Sitting in the lobby of the St. Regis hotel in San Francisco, Aydin Senkut, Sundeep Peechu, and Renata Quintini don’t exactly come across as Silicon Valley power players. None of them is wearing a perfectly pressed blue button-down, or sitting expansively in the hotel’s oversize chairs.
But Senkut, a former Googler born in Turkey; Peechu, a former Intel product manager born in India; and Quintini, a South American-born lawyer who most recently worked as an LP at the Stanford Management Company, are a powerful combination — and institutional investors have noticed. In fact, their young firm, Felicis Ventures, is announcing today that it has raised a $70 million second fund, a vehicle that is nearly twice the size of the firm’s first, $40 million fund, closed in 2010.

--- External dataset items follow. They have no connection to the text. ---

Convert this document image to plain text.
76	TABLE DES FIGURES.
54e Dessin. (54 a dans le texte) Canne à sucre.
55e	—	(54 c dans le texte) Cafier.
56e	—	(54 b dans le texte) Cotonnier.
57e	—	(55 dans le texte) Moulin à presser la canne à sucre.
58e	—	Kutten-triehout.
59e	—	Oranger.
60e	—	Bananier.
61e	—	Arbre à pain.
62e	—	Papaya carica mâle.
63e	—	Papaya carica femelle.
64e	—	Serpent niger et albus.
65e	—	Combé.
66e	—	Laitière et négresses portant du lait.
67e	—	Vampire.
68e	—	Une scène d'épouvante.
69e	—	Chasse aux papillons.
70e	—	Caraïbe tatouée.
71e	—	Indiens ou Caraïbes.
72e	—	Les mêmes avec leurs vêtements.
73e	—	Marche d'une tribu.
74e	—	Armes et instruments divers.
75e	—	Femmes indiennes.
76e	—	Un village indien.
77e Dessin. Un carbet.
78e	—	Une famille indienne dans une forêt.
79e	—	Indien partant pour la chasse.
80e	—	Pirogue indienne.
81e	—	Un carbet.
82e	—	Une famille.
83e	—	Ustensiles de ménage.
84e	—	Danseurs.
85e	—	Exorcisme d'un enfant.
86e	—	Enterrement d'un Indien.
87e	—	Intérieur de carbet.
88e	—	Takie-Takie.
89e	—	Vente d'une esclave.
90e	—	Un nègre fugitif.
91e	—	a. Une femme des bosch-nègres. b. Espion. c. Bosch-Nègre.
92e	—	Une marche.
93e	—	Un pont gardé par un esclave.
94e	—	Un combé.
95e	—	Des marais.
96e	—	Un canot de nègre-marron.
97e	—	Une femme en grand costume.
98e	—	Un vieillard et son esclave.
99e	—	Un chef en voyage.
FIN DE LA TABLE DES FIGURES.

And it was oversubscribed by 42 percent, says Senkut.
“We could have raised $100 million, but we believe in having some scarcity of capital,” he says. “If we had $100 million, would we make the same [investing] decisions? I don’t know.”
Certainly, Senkut has reason to trust his own instincts. Within months of ending a six-year-long career at Google in October 2005, Senkut had established Felicis out of his San Francisco home and was trying to differentiate himself from the pack. As he told me in 2006, “[M]ore famous people like [angel] Ram [Shriram] have less time to mentor companies. One of the reasons a startup might want to work with me…is that I can help them more with day-to-day stuff.”
For much of the following four years, Senkut worked his way into some of the most promising deals in Silicon Valley, thanks partly to angel veterans like Ron Conway, who welcomed new seed investors on to the scene and even advised them how to value a company in some cases. (Said Conway to me at the time, “I tell them that if the entrepreneur isn’t experienced, it’s a $2 million deduction. If there’s a prototype, that’s plus $1 million on the valuation.”)
By August 2010, Senkut had already invested in 60 deals, 15 of which had been acquired, including Powerset (sold for a reported $100 million to Microsoft) and Mint (sold for $170 million to Intuit). He had also scooped up Peechu and Quintini as principals and spent six months talking with outside investors. They readily gave Felicis $40 million to invest.
That those same LPs have showered more money on the firm less than two years later isn’t a shock. Today, Felicis boasts 80 investments over the life of the firm and 28 exits – the most recent of which was the sale of mobile commerce startup Karma to Facebook for an undisclosed amount.
And while the outcomes haven’t been enough to return that $40 million in the less than two years since it was raised, Senkut says that the unrealized value of one-fourth of the portfolio alone is roughly $100 million. (Two of the hottest companies in its portfolio are “Angry Birds” maker Rovio, which has raised a collective $42 million and is allegedly preparing a 2013 IPO, and the e-commerce platform Shopify, which has raised $22 million to date.) In the meantime, its LPs have been getting regular distributions, a claim that many firms can’t make.
“I lucked out,” says Senkut, who promoted Peechu and Quintini to partner with Felicis’s newest fund. “When I started out as an investor, I was shadowing Ron [Conway]. Some of my friends were helping me. I was working and overlapping with [famed Stanford computer science professor] Rajeev Motwani. I was also early into Y Combinator, when it had just 50 or 60 investors [scouring the program for interesting startups] and not 500 investors like today. It was a really good time in terms of great companies getting created.”
But Felicis’s team also works hard, he says, making explicit that the firm’s numbers so far are no short-term fluke.
Says Senkut: “We want to find iconic companies” in certain areas of interest, including e-commerce, education, enterprise and health. “And we’ll do what we have to to get to them. If a company is in Silicon Valley, great. If it’s in Finland, we’ll fly to Finland and make it happen.”
Senkut points to rapidly growing Shopify, based in Ottawa. “We made it up to Ottawa and worked really hard on getting that deal. The crazy thing is that plenty of other VCs could have done it [instead]. But they didn’t bother leaving Silicon Valley.”